If Damon Albarn isn’t the most prolific superstar of our time, he’s definitely right up there. The Good, The Bad and The Queen is the third major act he’s fronted, and we all know how well Blur and Gorillaz worked out. He’s also put out a couple of eccentric solo albums as well as announced an upcoming project called Monkey: Journey To The West.
TG,TB&TQ is a semi-superproject that he formed and they’ve tailored a low-key, shaded album around his signature croon. Originally an album with serious potential, their self-titled is, however, unfortunately burdened by entangled, melancholy serenades – with Albarn playing the part of the disenchanted arranger.

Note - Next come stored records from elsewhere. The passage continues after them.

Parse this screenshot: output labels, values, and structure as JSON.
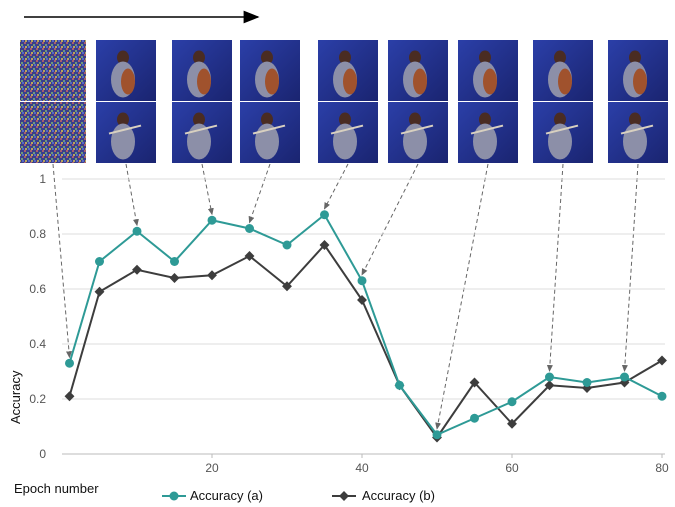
{
  "chart_data": {
    "type": "line",
    "xlabel": "Epoch number",
    "ylabel": "Accuracy",
    "xlim": [
      0,
      80
    ],
    "ylim": [
      0,
      1
    ],
    "x_ticks": [
      20,
      40,
      60,
      80
    ],
    "y_ticks": [
      0,
      0.2,
      0.4,
      0.6,
      0.8,
      1
    ],
    "y_tick_labels": [
      "0",
      "0.2",
      "0.4",
      "0.6",
      "0.8",
      "1"
    ],
    "grid": "horizontal",
    "legend_position": "bottom",
    "x": [
      1,
      5,
      10,
      15,
      20,
      25,
      30,
      35,
      40,
      45,
      50,
      55,
      60,
      65,
      70,
      75,
      80
    ],
    "series": [
      {
        "name": "Accuracy (a)",
        "color": "#2e9a96",
        "marker": "circle",
        "values": [
          0.33,
          0.7,
          0.81,
          0.7,
          0.85,
          0.82,
          0.76,
          0.87,
          0.63,
          0.25,
          0.07,
          0.13,
          0.19,
          0.28,
          0.26,
          0.28,
          0.21
        ]
      },
      {
        "name": "Accuracy (b)",
        "color": "#3d3d3d",
        "marker": "diamond",
        "values": [
          0.21,
          0.59,
          0.67,
          0.64,
          0.65,
          0.72,
          0.61,
          0.76,
          0.56,
          0.25,
          0.06,
          0.26,
          0.11,
          0.25,
          0.24,
          0.26,
          0.34
        ]
      }
    ],
    "annotations": {
      "direction_arrow": "top-left, pointing right",
      "thumbnail_epochs": [
        1,
        10,
        20,
        25,
        35,
        40,
        50,
        65,
        75
      ],
      "thumbnail_style": "two stacked photo samples per epoch, blue background",
      "thumbnail_arrows": "dashed gray arrows from each thumbnail to Accuracy (a) point"
    }
  }
}
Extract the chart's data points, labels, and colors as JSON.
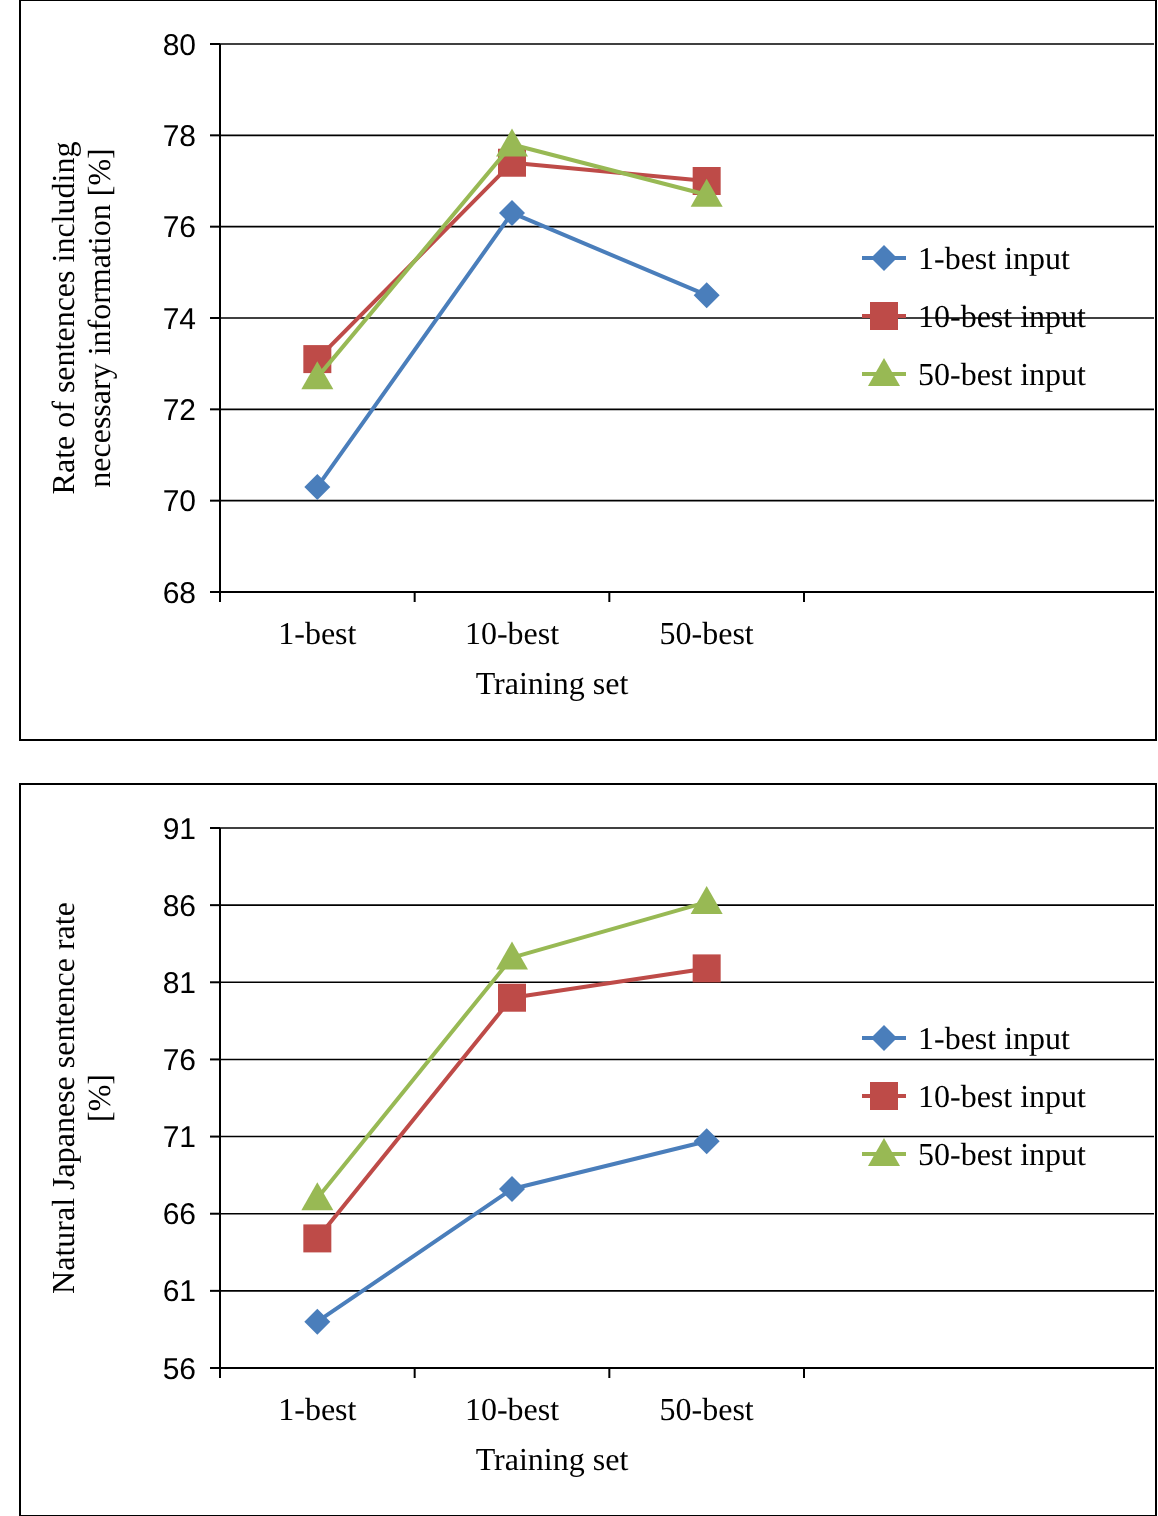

All of Albarn’s work seems to have a particular cadence. It’s typically a mid-tempo shuffle with strong emphasis on the upbeat. Considering all the latter Blur use of, the Mali Music solo album, and the pseudo hip-hop of Gorillaz, it seems that drummer Tony Allen would fit in nicely on TG,TB&TQ. Yet, for some reason, this co-founder of afrobeat is relatively unused on the album. Acoustic ballads dominate the album, with only a few opportunities like the dub-jazz “Three Changes” for Allen to perform on.
Throughout TG,TB&TQ, Albarn employs somber vocals in spades. The opening track, “History Song”, has a throaty moan over an acoustic creep and “Northern Whale” is similar, but uses a light digital beat instead. Further yet, “Kingdom Of Doom” is just a somber, acoustic/piano shanty that never overcomes the fog. Even the album’s most affable track, “Herculean” slinks along with its brim pulled low with tin-can vocals eventually enveloped by swirling electronic clouds.
If you enjoy Albarn’s darker side, and have a high blood pressure problem then The Good, The Bad and The Queen will do you good. While curious and progressive, these songs just never reach any level of adrenaline-pushing capability, and don’t really utilize all of the talent that stands behind the album. Still, it’s always nice to hear anything that people as gifted as Albarn and this crew would put out.